APA (American Psychological Association) is most commonly used to cite sources within the social sciences. This resource, revised according to the 6th edition, second printing of the APA manual, offers examples for the general format of APA research papers, in-text citations, endnotes/footnotes, and the reference page. For more information, please consult the Publication Manual of the American Psychological Association, 6th edition, second printing.

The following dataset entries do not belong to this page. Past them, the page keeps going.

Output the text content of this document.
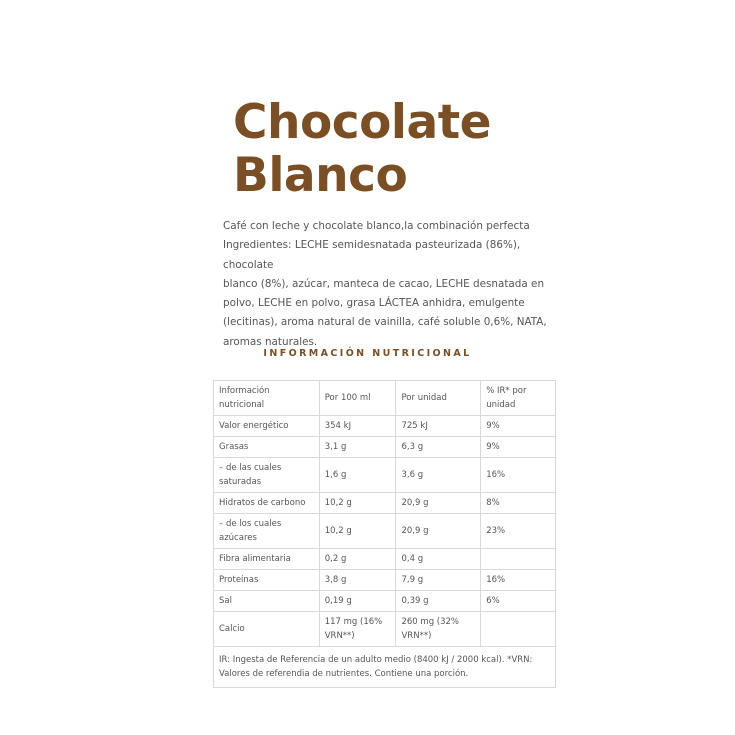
Chocolate
Blanco
Café con leche y chocolate blanco,la combinación perfecta
Ingredientes: LECHE semidesnatada pasteurizada (86%), chocolate
blanco (8%), azúcar, manteca de cacao, LECHE desnatada en
polvo, LECHE en polvo, grasa LÁCTEA anhidra, emulgente
(lecitinas), aroma natural de vainilla, café soluble 0,6%, NATA,
aromas naturales.
INFORMACIÓN NUTRICIONAL
Información nutricional	Por 100 ml	Por unidad	% IR* por unidad
Valor energético	354 kJ	725 kJ	9%
Grasas	3,1 g	6,3 g	9%
– de las cuales saturadas	1,6 g	3,6 g	16%
Hidratos de carbono	10,2 g	20,9 g	8%
– de los cuales azúcares	10,2 g	20,9 g	23%
Fibra alimentaria	0,2 g	0,4 g	
Proteínas	3,8 g	7,9 g	16%
Sal	0,19 g	0,39 g	6%
Calcio	117 mg (16% VRN**)	260 mg (32% VRN**)	
IR: Ingesta de Referencia de un adulto medio (8400 kJ / 2000 kcal). *VRN: Valores de referendia de nutrientes. Contiene una porción.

Reference List: Other Non-Print Sources

Interviews, Email, and Other Personal Communication

No personal communication is included in your reference list; instead, parenthetically cite the communicator's name, the phrase "personal communication," and the date of the communication in your main text only.

(E. Robbins, personal communication, January 4, 2001).

A. P. Smith also claimed that many of her students had difficulties with APA style (personal communication, November 3, 2002).

Motion Picture

Basic reference list format:

Producer, P. P. (Producer), & Director, D. D. (Director). (Date of publication). Title of motion picture [Motion picture]. Country of origin: Studio or distributor.

Note: If a movie or video tape is not available in wide distribution, add the following to your citation after the country of origin: (Available from Distributor name, full address and zip code).

A Motion Picture or Video Tape with International or National Availability

Smith, J. D. (Producer), & Smithee, A. F. (Director). (2001). Really big disaster movie [ Motion picture]. United States: Paramount Pictures.

A Motion Picture or Video Tape with Limited Availability

Harris, M. (Producer), & Turley, M. J. (Director). (2002). Writing labs: A history [Motion picture]. (Available from Purdue University Pictures, 500 Oval Drive, West Lafayette, IN 47907)

Television Broadcast or Series Episode

Producer, P. P. (Producer). (Date of broadcast or copyright). Title of broadcast [ Television broadcast or Television series ]. City of origin: Studio or distributor.

Single Episode of a Television Series

Writer, W. W. (Writer), & Director, D. D. (Director). (Date of publication). Title of episode [Television series episode]. In P. Producer (Producer), Series title. City of origin: Studio or distributor.

Wendy, S. W. (Writer), & Martian, I. R. (Director). (1986). The rising angel and the falling ape [Television series episode]. In D. Dude (Producer), Creatures and monsters. Los Angeles, CA: Belarus Studios.

Television Broadcast

Important, I. M. (Producer). (1990, November 1). The nightly news hour [Television broadcast]. New York, NY: Central Broadcasting Service.

A Television Series

Bellisario, D.L. (Producer). (1992). Exciting action show [Television series]. Hollywood: American Broadcasting Company.

Music Recording

Songwriter, W. W. (Date of copyright). Title of song [Recorded by artist if different from song writer]. On Title of album [Medium of recording]. Location: Label. (Recording date if different from copyright date).

Taupin, B. (1975). Someone saved my life tonight [Recorded by Elton John]. On Captain fantastic and the brown dirt cowboy [CD]. London, England: Big Pig Music Limited.